En vertu de l'article L 641-10 du Code de Commerce, si la cession totale ou partielle de l'entreprise est envisageable, ou si l'intérêt public ou celui des créanciers l'exige, le maintien de l'activité peut être autorisé par le tribunal pour une durée maximale fixée par décret en Conseil d'Etat ; elle peut être prolongée à la demande du ministère public pour une durée fixée par la même voie ; lorsqu'il s'agit d'une exploitation agricole, le délai est fixé par le tribunal en fonction de l'année culturale en cours et des usages spécifiques aux productions concernées.
En l'espèce, il est de l'intérêt des créanciers qu'une poursuite de l'activité soit ordonnée et ce pour vendre au mieux le cheptel vif et permettre les récoltes et notamment le maïs des parcelles appartenant à Mme [S].

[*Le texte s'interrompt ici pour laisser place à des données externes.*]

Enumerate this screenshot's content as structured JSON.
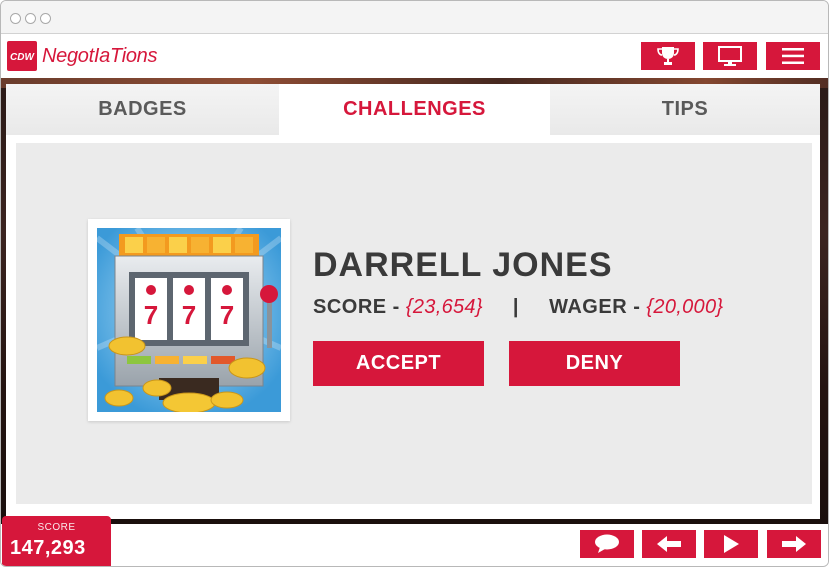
{
  "window": {
    "controls": [
      "close",
      "minimize",
      "maximize"
    ]
  },
  "header": {
    "logo_text": "CDW",
    "brand": "NegotIaTions",
    "buttons": [
      {
        "icon": "trophy-icon"
      },
      {
        "icon": "monitor-icon"
      },
      {
        "icon": "menu-icon"
      }
    ]
  },
  "tabs": [
    {
      "label": "BADGES",
      "active": false
    },
    {
      "label": "CHALLENGES",
      "active": true
    },
    {
      "label": "TIPS",
      "active": false
    }
  ],
  "challenge": {
    "name": "DARRELL JONES",
    "score_label": "SCORE -",
    "score_value": "{23,654}",
    "separator": "|",
    "wager_label": "WAGER -",
    "wager_value": "{20,000}",
    "accept_label": "ACCEPT",
    "deny_label": "DENY"
  },
  "footer": {
    "score_label": "SCORE",
    "score_value": "147,293",
    "buttons": [
      {
        "icon": "chat-icon"
      },
      {
        "icon": "arrow-left-icon"
      },
      {
        "icon": "play-icon"
      },
      {
        "icon": "arrow-right-icon"
      }
    ]
  },
  "colors": {
    "accent": "#d6173b",
    "text": "#3a3a3a",
    "panel": "#ebebeb"
  }
}
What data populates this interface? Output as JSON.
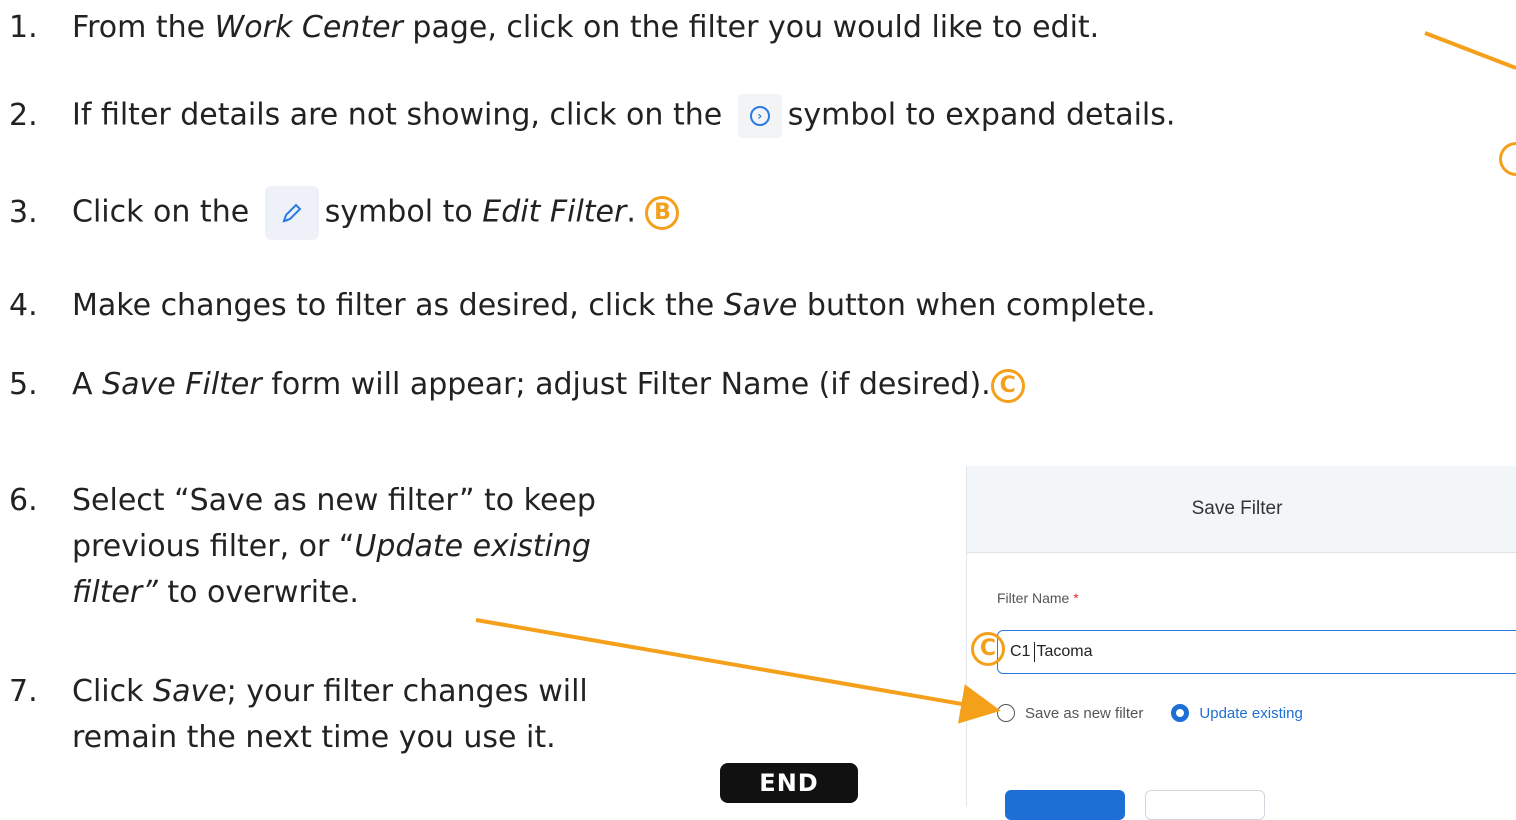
{
  "steps": [
    {
      "num": "1.",
      "parts": [
        "From the ",
        "Work Center",
        " page, click on the filter you would like to edit."
      ]
    },
    {
      "num": "2.",
      "parts": [
        "If filter details are not showing, click on the ",
        "symbol to expand details."
      ]
    },
    {
      "num": "3.",
      "parts": [
        "Click on the ",
        "symbol to ",
        "Edit Filter",
        "."
      ],
      "marker": "B"
    },
    {
      "num": "4.",
      "parts": [
        "Make changes to filter as desired, click the ",
        "Save",
        " button when complete."
      ]
    },
    {
      "num": "5.",
      "parts": [
        "A ",
        "Save Filter",
        " form will appear; adjust Filter Name (if desired)."
      ],
      "marker": "C"
    },
    {
      "num": "6.",
      "parts": [
        "Select “Save as new filter” to keep",
        "previous filter, or “",
        "Update existing",
        "filter”",
        " to overwrite."
      ]
    },
    {
      "num": "7.",
      "parts": [
        "Click ",
        "Save",
        "; your filter changes will",
        "remain the next time you use it."
      ]
    }
  ],
  "icons": {
    "expand": "expand-details-icon",
    "edit": "pencil-edit-icon"
  },
  "dialog": {
    "title": "Save Filter",
    "field_label": "Filter Name",
    "required_mark": "*",
    "field_value_before_caret": "C1",
    "field_value_after_caret": "Tacoma",
    "radio_new": "Save as new filter",
    "radio_update": "Update existing",
    "selected_option": "Update existing"
  },
  "markers": {
    "c_field": "C"
  },
  "end_badge": "END",
  "colors": {
    "accent": "#f5a01a",
    "primary": "#1d6fd6",
    "text": "#222222"
  }
}
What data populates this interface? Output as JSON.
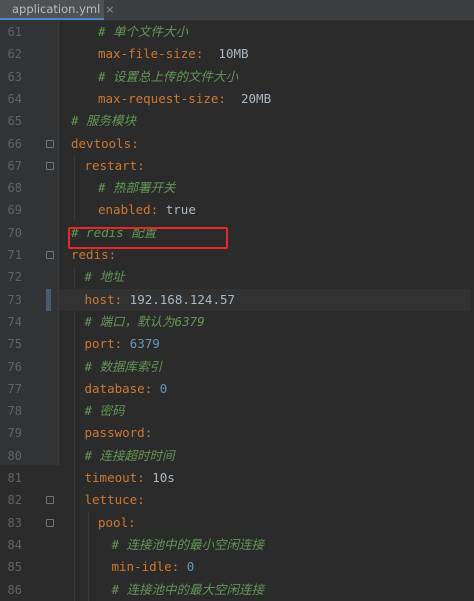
{
  "tab": {
    "label": "application.yml",
    "close": "×"
  },
  "lines": [
    {
      "num": "61",
      "indent": 2,
      "parts": [
        {
          "t": "# 单个文件大小",
          "c": "c"
        }
      ]
    },
    {
      "num": "62",
      "indent": 2,
      "parts": [
        {
          "t": "max-file-size",
          "c": "k"
        },
        {
          "t": ":  ",
          "c": "p"
        },
        {
          "t": "10MB",
          "c": "v"
        }
      ]
    },
    {
      "num": "63",
      "indent": 2,
      "parts": [
        {
          "t": "# 设置总上传的文件大小",
          "c": "c"
        }
      ]
    },
    {
      "num": "64",
      "indent": 2,
      "parts": [
        {
          "t": "max-request-size",
          "c": "k"
        },
        {
          "t": ":  ",
          "c": "p"
        },
        {
          "t": "20MB",
          "c": "v"
        }
      ]
    },
    {
      "num": "65",
      "indent": 0,
      "parts": [
        {
          "t": "# 服务模块",
          "c": "c"
        }
      ]
    },
    {
      "num": "66",
      "indent": 0,
      "parts": [
        {
          "t": "devtools",
          "c": "k"
        },
        {
          "t": ":",
          "c": "p"
        }
      ]
    },
    {
      "num": "67",
      "indent": 1,
      "parts": [
        {
          "t": "restart",
          "c": "k"
        },
        {
          "t": ":",
          "c": "p"
        }
      ]
    },
    {
      "num": "68",
      "indent": 2,
      "parts": [
        {
          "t": "# 热部署开关",
          "c": "c"
        }
      ]
    },
    {
      "num": "69",
      "indent": 2,
      "parts": [
        {
          "t": "enabled",
          "c": "k"
        },
        {
          "t": ": ",
          "c": "p"
        },
        {
          "t": "true",
          "c": "v"
        }
      ]
    },
    {
      "num": "70",
      "indent": 0,
      "parts": [
        {
          "t": "# redis 配置",
          "c": "c"
        }
      ]
    },
    {
      "num": "71",
      "indent": 0,
      "parts": [
        {
          "t": "redis",
          "c": "k"
        },
        {
          "t": ":",
          "c": "p"
        }
      ]
    },
    {
      "num": "72",
      "indent": 1,
      "parts": [
        {
          "t": "# 地址",
          "c": "c"
        }
      ]
    },
    {
      "num": "73",
      "indent": 1,
      "parts": [
        {
          "t": "host",
          "c": "k"
        },
        {
          "t": ": ",
          "c": "p"
        },
        {
          "t": "192.168.124.57",
          "c": "v"
        }
      ]
    },
    {
      "num": "74",
      "indent": 1,
      "parts": [
        {
          "t": "# 端口，默认为6379",
          "c": "c"
        }
      ]
    },
    {
      "num": "75",
      "indent": 1,
      "parts": [
        {
          "t": "port",
          "c": "k"
        },
        {
          "t": ": ",
          "c": "p"
        },
        {
          "t": "6379",
          "c": "n"
        }
      ]
    },
    {
      "num": "76",
      "indent": 1,
      "parts": [
        {
          "t": "# 数据库索引",
          "c": "c"
        }
      ]
    },
    {
      "num": "77",
      "indent": 1,
      "parts": [
        {
          "t": "database",
          "c": "k"
        },
        {
          "t": ": ",
          "c": "p"
        },
        {
          "t": "0",
          "c": "n"
        }
      ]
    },
    {
      "num": "78",
      "indent": 1,
      "parts": [
        {
          "t": "# 密码",
          "c": "c"
        }
      ]
    },
    {
      "num": "79",
      "indent": 1,
      "parts": [
        {
          "t": "password",
          "c": "k"
        },
        {
          "t": ":",
          "c": "p"
        }
      ]
    },
    {
      "num": "80",
      "indent": 1,
      "parts": [
        {
          "t": "# 连接超时时间",
          "c": "c"
        }
      ]
    },
    {
      "num": "81",
      "indent": 1,
      "parts": [
        {
          "t": "timeout",
          "c": "k"
        },
        {
          "t": ": ",
          "c": "p"
        },
        {
          "t": "10s",
          "c": "v"
        }
      ]
    },
    {
      "num": "82",
      "indent": 1,
      "parts": [
        {
          "t": "lettuce",
          "c": "k"
        },
        {
          "t": ":",
          "c": "p"
        }
      ]
    },
    {
      "num": "83",
      "indent": 2,
      "parts": [
        {
          "t": "pool",
          "c": "k"
        },
        {
          "t": ":",
          "c": "p"
        }
      ]
    },
    {
      "num": "84",
      "indent": 3,
      "parts": [
        {
          "t": "# 连接池中的最小空闲连接",
          "c": "c"
        }
      ]
    },
    {
      "num": "85",
      "indent": 3,
      "parts": [
        {
          "t": "min-idle",
          "c": "k"
        },
        {
          "t": ": ",
          "c": "p"
        },
        {
          "t": "0",
          "c": "n"
        }
      ]
    },
    {
      "num": "86",
      "indent": 3,
      "parts": [
        {
          "t": "# 连接池中的最大空闲连接",
          "c": "c"
        }
      ]
    }
  ],
  "colors": {
    "background": "#2b2b2b",
    "key": "#cc7832",
    "value": "#a9b7c6",
    "number": "#6897bb",
    "comment": "#629755",
    "highlight_box": "#e5282a"
  }
}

Cette poursuite d'activité s'achèvera le 1er novembre 2018 » ;
1°/ ALORS QUE la liquidation judiciaire du débiteur ne peut être prononcée que si le redressement est manifestement impossible ; qu'en convertissant en liquidation judiciaire la procédure de redressement judiciaire ouverte à l'encontre du Gaec [Personne géo-morale 1], sans procéder à l'évaluation, même sommaire, d'importants éléments d'actif dont l'existence n'était pas contestée, tels que le cheptel mort, le cheptel vif ainsi que des diverses indemnités consécutives à la fin des baux ruraux, la cour d'appel a privé sa décision de base légale au regard de l'article L. 640-1 du code de commerce ;
2°/ ALORS QU'il appartient au demandeur à l'ouverture d'une liquidation judiciaire de démontrer que le redressement de l'entreprise est manifestement impossible ; qu'en retenant qu'il n'est pas justifié de l'existence de l'actif allégué de 357.000 euros et qu'il ne reste donc pour faire face au passif que le produit des cessions, cependant qu'il appartenait à Me [M], demandeur à l'ouverture de la liquidation judiciaire, de prouver que le redressement était manifestement impossible, la cour d'appel a renversé la charge de la preuve et violé l'article L. 640-1 du code de commerce, ensemble l'ancien article 1315 du code civil ;
3°/ ALORS QUE la liquidation judiciaire du débiteur ne peut être prononcée que si le redressement est manifestement impossible ; qu'en énonçant, pour motiver sa décision de convertir le redressement judiciaire en liquidation judiciaire, que la durée de la période d'observation a déjà été exceptionnelle et que, pour permettre une entrée en possession paisible des offrants dans leurs biens, il est nécessaire de libérer dans les meilleurs délais les locaux et les parcelles d'herbage laissés à la disposition de la procédure, la cour d'appel a statué par des motifs impropres à caractériser l'impossibilité de redressement de l'entreprise et violé l'article L. 640-1 du code de commerce ;
4°/ ALORS QUE le motif inintelligible équivaut à un défaut de motifs ; qu'en énonçant, pour motiver sa décision de convertir le redressement judiciaire en liquidation judiciaire, que « dans ces conditions, le passif à apurer (antérieur à la procédure mais également postérieur à celui-ci) nécessite un travail important avec des délais de publicité qu'un délai de 3 à 4 mois sollicité par les débiteurs est insuffisant pour déterminer précisément », la cour d'appel a statué par un motif inintelligible, en violation de l'article 455 du code de procédure civile.